The message to the team isn’t an attempt to replace one of the best players on the team immediately, it’s finding the players who may exceed expectations this year.

“We’re not necessarily trying to fill her shoes, but to have other players step up and maybe overachieve what they thought or we thought of them,” Barnes said. “We’re excited for their opportunities.”

Arbanas was the second-top scorer on the team a year ago when the Penguins finished 21-13 and won two games in the Women’s Basketball Invitational before falling to Louisiana on the road.

She averaged 11.3 points per game and dished out 75 assists to 66 turnovers but one big aspect will be missing is her smothering defense.

“Defensively, she was a big asset for us,” Barnes said. “She guarded the other teams’ best player every game so we’re waiting to see who will step up and fill those shoes.”

Part of Arbanas’ void will be filled in by junior Indiya Benjamin who started 33 of the teams 34 games last year, averaging 9.9 points per game.

“This just means I need to pick it up,” Benjamin said. “My leadership, my role on this team and me being a point guard I need to be more vocal with my teammates and be that coach on the floor making sure people are in their right positions and people are going hard.”

Sarah Cash returns as a junior and will be a large part of the offense once again. She averaged 14.1 points per game last year to lead the Penguins. The offense will likely go through her as the Penguins will try to capitalize on teams potentially double-teaming her in the post.

“We’re going to do what we do [on offense], Barnes said. “We’re going to try to get the ball inside and then go inside-outside, catch and shoot. That really hasn’t changed a whole lot [with Arbanas’ injury].”

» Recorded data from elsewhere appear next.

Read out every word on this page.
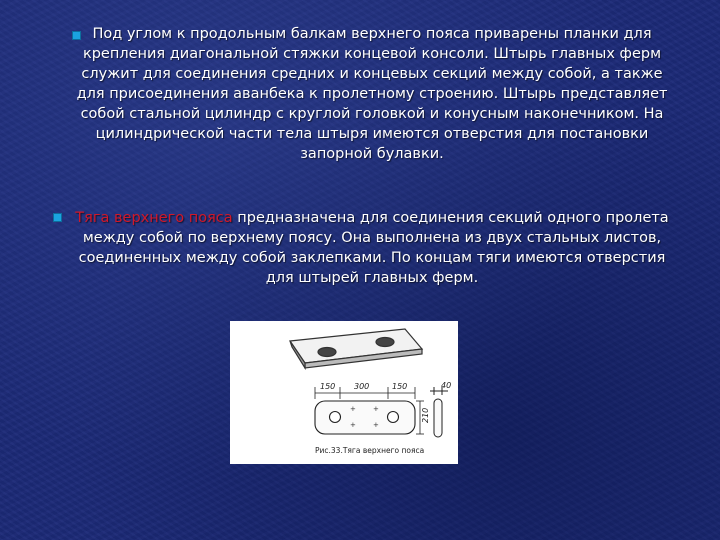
Под углом к продольным балкам верхнего пояса приварены планки для крепления диагональной стяжки концевой консоли. Штырь главных ферм служит для соединения средних и концевых секций между собой, а также для присоединения аванбека к пролетному строению. Штырь представляет собой стальной цилиндр с круглой головкой и конусным наконечником. На цилиндрической части тела штыря имеются отверстия для постановки запорной булавки.
Тяга верхнего пояса предназначена для соединения секций одного пролета между собой по верхнему поясу. Она выполнена из двух стальных листов, соединенных между собой заклепками. По концам тяги имеются отверстия для штырей главных ферм.
150 300	150
+ +
+ +
210
40
Рис.33.Тяга верхнего пояса
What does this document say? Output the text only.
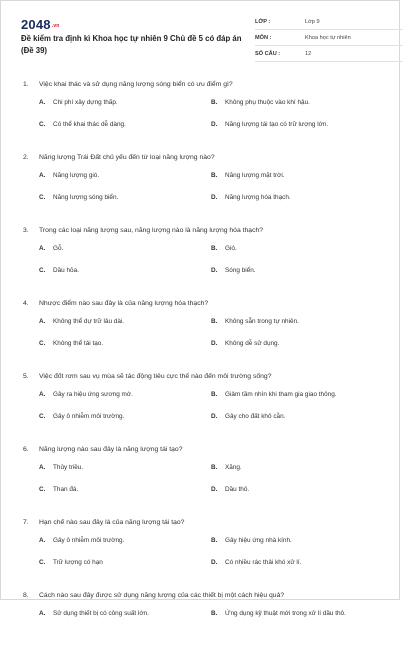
2048.vn
Đề kiểm tra định kì Khoa học tự nhiên 9 Chủ đề 5 có đáp án (Đề 39)
LỚP :	Lớp 9
MÔN :	Khoa học tự nhiên
SỐ CÂU :	12
1. Việc khai thác và sử dụng năng lượng sóng biển có ưu điểm gì?
A. Chi phí xây dựng thấp.	B. Không phụ thuộc vào khí hậu.
C. Có thể khai thác dễ dàng.	D. Năng lượng tái tạo có trữ lượng lớn.
2. Năng lượng Trái Đất chủ yếu đến từ loại năng lượng nào?
A. Năng lượng gió.	B. Năng lượng mặt trời.
C. Năng lượng sóng biển.	D. Năng lượng hóa thạch.
3. Trong các loại năng lượng sau, năng lượng nào là năng lượng hóa thạch?
A. Gỗ.	B. Gió.
C. Dầu hỏa.	D. Sóng biển.
4. Nhược điểm nào sau đây là của năng lượng hóa thạch?
A. Không thể dự trữ lâu dài.	B. Không sẵn trong tự nhiên.
C. Không thể tái tạo.	D. Không dễ sử dụng.
5. Việc đốt rơm sau vụ mùa sẽ tác động tiêu cực thế nào đến môi trường sống?
A. Gây ra hiệu ứng sương mờ.	B. Giảm tầm nhìn khi tham gia giao thông.
C. Gây ô nhiễm môi trường.	D. Gây cho đất khô cằn.
6. Năng lượng nào sau đây là năng lượng tái tạo?
A. Thủy triều.	B. Xăng.
C. Than đá.	D. Dầu thô.
7. Hạn chế nào sau đây là của năng lượng tái tạo?
A. Gây ô nhiễm môi trường.	B. Gây hiệu ứng nhà kính.
C. Trữ lượng có hạn	D. Có nhiều rác thải khó xử lí.
8. Cách nào sau đây được sử dụng năng lượng của các thiết bị một cách hiệu quả?
A. Sử dụng thiết bị có công suất lớn.	B. Ứng dụng kỹ thuật mới trong xử lí dầu thô.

Despite the early setback, Barnes still sees this season as a way to keep moving the program forward as his Penguins look for their third 20-win season in a row.

“We want to keep taking steps forward,” Barnes said. “I have no doubt other players will step up and help us take that next step. We’re getting to the point where we have just as many upperclassmen as young players and that normally equates to winning more games.”